Institut für Deutsche Sprache und Literatur, Universität Dortmund
(früher: Fakultät für Linguistik und Literaturwissenschaft,
Universität Bielefeld)
Generierung von Erzählungen in
natürlichen und experimentellen Settings: Interaktion und
Sprachentwicklung (GENESIS)
DFG-Projekt
Laufzeit: 1985-1991
Benutzt wurde ein eigenes Korpus von ca. 240 Gesprächen, innerhalb derer Kinder im Alter von 5, 7, 10 und 14 Jahren erwachsenen Zuhörern in unterschiedlichen Situationen und an drei aufeinanderfolgenden Tagen über den gleichen Vorfall erzählen. Es wurde mithilfe konversationsanalytischer Methoden untersucht, in welcher Weise die beobachtbaren Interaktionsmuster der Erwachsenen-Kind-Dyade für die Entwicklung kindlicher Diskursfähigkeiten konstitutiv sind. Dazu wurde zunächst ein Beschreibungsinstrument entwickelt, das eine systematische Integration entwicklungstheoretischer Fragestellungen in die konversationsanalytische Bearbeitung großer Datenmengen der Erwachsenen-Kind-Interaktion sowie eine Einbeziehung genuin linguistischer Beschreibungen sprachlicher Formaspekte ermöglicht. Dieses Beschreibungsinstrument hat die Form eines Modells, das die Sequentialität der Erzählinteraktion auf drei verschiedenen Ebenen erfaßt. Dabei handelt es sich um
eine Ebene, auf der die globalen diskursstrukturellen Aufgaben bestimmt werden, die immer erfüllt werden müssen, wenn Erzählungen in Gesprächen zustandekommen sollen;
eine Ebene, auf der die Mittel rekonstruiert werden, die Kind und Erwachsener auf unterschiedliche Weise einsetzen, um diese allgemeinen Erzählaufgaben zu erfüllen;
eine Ebene, auf der die sprachlichen Formen beschrieben und diskursfunktional klassifiziert werden, die die jeweils eingesetzten Mittel an der Oberfläche des Diskurses empirisch realisieren.
Mithilfe dieses Modells konnten zum einen Abfolgen in verschiedenen Dimensionen der narrativen Diskursentwicklung der Kinder empirisch rekonstruiert werden, ohne dabei die interaktive Einbindung der kindlichen Aktivitäten in die unterstützenden Zuhöreraktivitäten des Erwachsenen zu vernachlässigen. Zum anderen wurden damit regelhaft verfestigte Muster der Erwachsenen-Kind-Interaktion im Sinne des Zusammenspiels von Erzähler und Zuhörer nachgewiesen.

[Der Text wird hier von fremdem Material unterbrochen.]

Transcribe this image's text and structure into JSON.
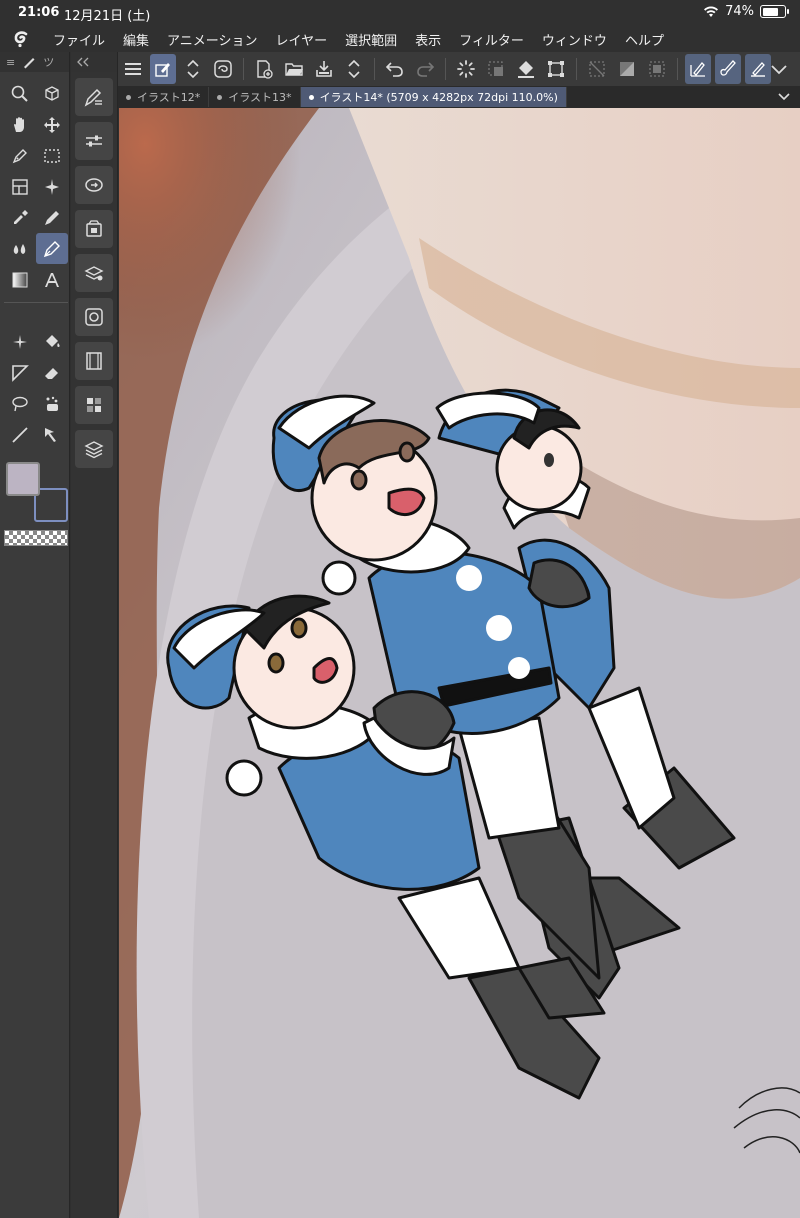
{
  "status": {
    "time": "21:06",
    "date": "12月21日 (土)",
    "battery": "74%",
    "battery_level": 0.74
  },
  "menu": {
    "logo_icon": "clip-studio-logo-icon",
    "items": [
      "ファイル",
      "編集",
      "アニメーション",
      "レイヤー",
      "選択範囲",
      "表示",
      "フィルター",
      "ウィンドウ",
      "ヘルプ"
    ]
  },
  "toolbar": {
    "icons": [
      "menu-icon",
      "edit-layer-icon",
      "up-down-icon",
      "lasso-fill-icon",
      "new-canvas-icon",
      "open-folder-icon",
      "save-icon",
      "up-down-icon",
      "undo-icon",
      "redo-icon",
      "loading-icon",
      "deselect-icon",
      "fill-icon",
      "transform-icon",
      "clear-icon",
      "clear-outside-icon",
      "select-all-icon",
      "pen-stabilize-icon",
      "brush-icon",
      "eraser-pen-icon",
      "chevron-down-icon"
    ]
  },
  "tabs": [
    {
      "label": "イラスト12*",
      "active": false
    },
    {
      "label": "イラスト13*",
      "active": false
    },
    {
      "label": "イラスト14* (5709 x 4282px 72dpi 110.0%)",
      "active": true
    }
  ],
  "tool_palette": {
    "header_glyph": "≡",
    "header_tab": "ツ",
    "tools": [
      "zoom-icon",
      "3d-object-icon",
      "hand-icon",
      "move-icon",
      "pen-icon",
      "rectangle-select-icon",
      "frame-icon",
      "magic-wand-icon",
      "eyedropper-icon",
      "pencil-icon",
      "blend-icon",
      "pen-tool-icon",
      "gradient-icon",
      "text-icon",
      "sparkle-icon",
      "fill-bucket-icon",
      "ruler-icon",
      "eraser-icon",
      "lasso-icon",
      "decoration-icon",
      "line-icon",
      "operation-icon"
    ],
    "selected_tool": "pen-tool-icon",
    "main_color": "#bcb4c3",
    "sub_color_border": "#7d8fc0"
  },
  "side_panel": {
    "buttons": [
      "sub-tool-icon",
      "tool-property-icon",
      "brush-size-icon",
      "material-icon",
      "layer-property-icon",
      "navigator-icon",
      "timeline-icon",
      "color-set-icon",
      "layer-icon"
    ]
  },
  "colors": {
    "accent": "#5e6e92",
    "santa_blue": "#4f86bd",
    "boot_gray": "#4a4a4a"
  }
}
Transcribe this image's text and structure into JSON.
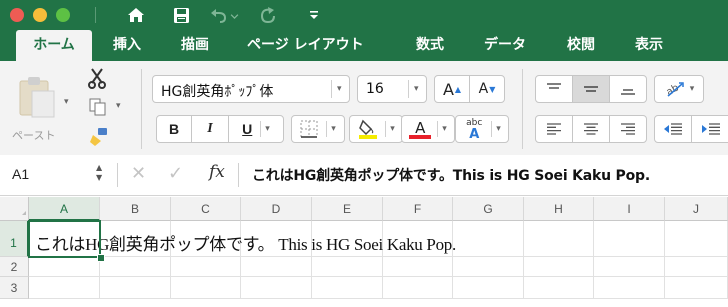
{
  "colors": {
    "accent": "#217346",
    "close": "#ee5c54",
    "minimize": "#f6bd3a",
    "zoom": "#5dc144",
    "font_color_bar": "#e8202a",
    "highlight_bar": "#f5ec00"
  },
  "titlebar": {
    "icons": [
      "close-button",
      "minimize-button",
      "zoom-button",
      "home-icon",
      "save-icon",
      "undo-icon",
      "redo-icon",
      "customize-toolbar-icon"
    ]
  },
  "tabs": [
    "ホーム",
    "挿入",
    "描画",
    "ページ レイアウト",
    "数式",
    "データ",
    "校閲",
    "表示"
  ],
  "ribbon": {
    "paste_label": "ペースト",
    "font_name": "HG創英角ﾎﾟｯﾌﾟ体",
    "font_size": "16",
    "increase_font": "A",
    "decrease_font": "A",
    "bold": "B",
    "italic": "I",
    "underline": "U",
    "font_color_letter": "A",
    "phonetic_top": "abc",
    "phonetic_bottom": "A"
  },
  "formula_bar": {
    "name_box": "A1",
    "fx": "fx",
    "content": "これはHG創英角ポップ体です。This is HG Soei Kaku Pop."
  },
  "sheet": {
    "columns": [
      "A",
      "B",
      "C",
      "D",
      "E",
      "F",
      "G",
      "H",
      "I",
      "J"
    ],
    "rows": [
      "1",
      "2",
      "3"
    ],
    "selected_cell": "A1",
    "cell_a1": "これはHG創英角ポップ体です。 This is HG Soei Kaku Pop."
  }
}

Es stellte sich heraus, daß diese Interaktionsmuster mit dem Alter des beteiligten Kindes systematisch variieren. In einem weiteren Schritt konnte gezeigt werden, daß und vor allem wie diese Muster die Entwicklung der kindlichen Erzählleistungen in den verschiedenen Dimensionen der Diskursentwicklung unterstützen und fördern.
Indem diese musterhaften Abfolgen der wechselseitigen Setzung und Bedienung gesprächsinterner Zugzwänge den Erfolg der Erzählinteraktion zwischen Erwachsenem und Kind sicherstellen, aktivieren sie zugleich die für die Entwicklung der Diskursfähigkeiten maßgeblichen Mechanismen. Die sorgfältige Rekonstruktion der kommunikativen Funktionalität der Muster der Erwachsenen-Kind-Interaktion lieferte somit den Schlüssel zum Einblick auch in die entwicklungsorientierte Funktionalität dieser Muster.
Aufbauend auf diesen empirischen Befunden wurden die aufgefundenen Mechanismen der Diskursentwicklung in explanativer Hinsicht auf allgemeine interaktive Funktionszusammenhänge zurückgeführt. Mit den Projektergebnissen liegt also in Ansätzen eine empirisch rekonstruktive, interaktionstheoretisch fundierte Theorie der Diskursentwicklung vor.